In the event, Mr and Mrs Julian senior made a large loan to the partnership from their retirement savings, so the VAT owed was repaid within 12 months.

Penalty decision

In April 2024, HMRC informed Mr and Mrs Julian that it was imposing a penalty of £43,438, which was the minimum it could set, given that the failure was not deliberate, disclosure was unprompted and the Julians had fully co-operated with HMRC throughout.

Ben Julian said it was a great relief to win the appeal on the penalty.

However, he described the £500,000 which the business had to pay HMRC in back VAT, due for the period between the breach of the threshold and notification to HMRC, as “gut wrenching”.

As it was a sum due on past sales, the business had no opportunity of recovering this from the market.

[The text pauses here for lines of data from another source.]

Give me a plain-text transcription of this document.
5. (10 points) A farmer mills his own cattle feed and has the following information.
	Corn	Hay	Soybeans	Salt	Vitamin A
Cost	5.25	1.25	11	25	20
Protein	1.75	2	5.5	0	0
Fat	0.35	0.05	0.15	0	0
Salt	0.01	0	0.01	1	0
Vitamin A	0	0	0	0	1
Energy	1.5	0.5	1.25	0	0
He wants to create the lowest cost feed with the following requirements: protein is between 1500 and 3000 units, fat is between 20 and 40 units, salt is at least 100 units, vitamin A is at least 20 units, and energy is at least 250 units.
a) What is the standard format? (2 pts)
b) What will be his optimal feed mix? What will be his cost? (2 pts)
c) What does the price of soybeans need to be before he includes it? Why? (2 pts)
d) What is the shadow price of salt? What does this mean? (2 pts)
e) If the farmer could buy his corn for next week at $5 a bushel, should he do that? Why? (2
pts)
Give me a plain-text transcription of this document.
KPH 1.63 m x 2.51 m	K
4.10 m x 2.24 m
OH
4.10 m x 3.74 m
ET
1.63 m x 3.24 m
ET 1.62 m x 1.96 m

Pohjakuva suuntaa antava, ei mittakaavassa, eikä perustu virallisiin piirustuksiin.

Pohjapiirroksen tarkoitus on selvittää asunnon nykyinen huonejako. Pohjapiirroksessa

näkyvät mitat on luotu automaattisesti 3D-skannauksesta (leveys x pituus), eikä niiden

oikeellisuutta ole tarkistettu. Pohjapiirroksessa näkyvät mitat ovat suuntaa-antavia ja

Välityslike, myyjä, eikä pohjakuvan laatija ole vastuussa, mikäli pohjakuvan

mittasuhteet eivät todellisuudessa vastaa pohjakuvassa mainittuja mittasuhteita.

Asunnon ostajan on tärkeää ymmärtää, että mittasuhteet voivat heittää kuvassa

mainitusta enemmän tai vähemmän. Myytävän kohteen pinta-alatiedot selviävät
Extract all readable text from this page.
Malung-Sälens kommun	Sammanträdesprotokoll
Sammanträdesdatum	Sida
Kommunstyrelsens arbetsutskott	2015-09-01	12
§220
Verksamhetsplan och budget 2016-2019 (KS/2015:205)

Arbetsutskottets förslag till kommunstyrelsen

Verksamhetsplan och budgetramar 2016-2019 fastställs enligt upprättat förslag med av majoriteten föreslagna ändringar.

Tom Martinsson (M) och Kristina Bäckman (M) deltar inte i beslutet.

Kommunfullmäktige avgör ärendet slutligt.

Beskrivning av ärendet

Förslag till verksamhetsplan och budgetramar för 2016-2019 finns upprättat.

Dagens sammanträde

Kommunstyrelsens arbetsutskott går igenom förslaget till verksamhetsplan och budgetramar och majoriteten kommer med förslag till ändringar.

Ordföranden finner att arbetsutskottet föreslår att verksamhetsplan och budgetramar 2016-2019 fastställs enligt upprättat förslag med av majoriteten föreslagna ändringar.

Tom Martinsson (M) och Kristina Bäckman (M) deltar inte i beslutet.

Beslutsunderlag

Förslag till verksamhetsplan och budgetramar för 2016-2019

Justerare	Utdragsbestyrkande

HMRC has until 25 March to lodge an appeal.

Arguments in the case

The First-Tier Tribunal had to consider solely whether the Julians had a reasonable excuse for failing to notify their liability to register, in which case they would not be liable for the penalty.

The tribunal found in favour of the family business, as there had been very little publicity about the changes to the AFRS.

These were not set out in the Finance Act, nor were they contained in the Budget press releases.

HMRC’s litigator in the tribunal was unable to help it with the source of the announcement of the changes.

The appellants were unaware of the changes, they were farmers and had no expertise in tax, stated the tribunal decision.

“…lack of knowledge of particular tax requirements can, in appropriate circumstances, constitute a reasonable excuse,” it said.

The partnership’s accountant, who the tribunal found had operated in a diligent manner, became aware of the changes by chance in April 2023 when researching other farming reliefs.

The Julian Partnership’s case included that it has been unable to recover any of the output tax due for the pre-registration period, increasing the damage to its financial position.

HMRC – taxpayer duty

HMRC’s case included that it was unreasonable for it to be expected to contact individual taxpayers about changes in legislation and that it is the taxpayer’s duty to keep abreast of tax changes affecting their business, or to employ a suitable professional to do so.

It also maintained that the changes to the legislation were in the public domain, although its litigator at the tribunal did not know where the changes had been announced.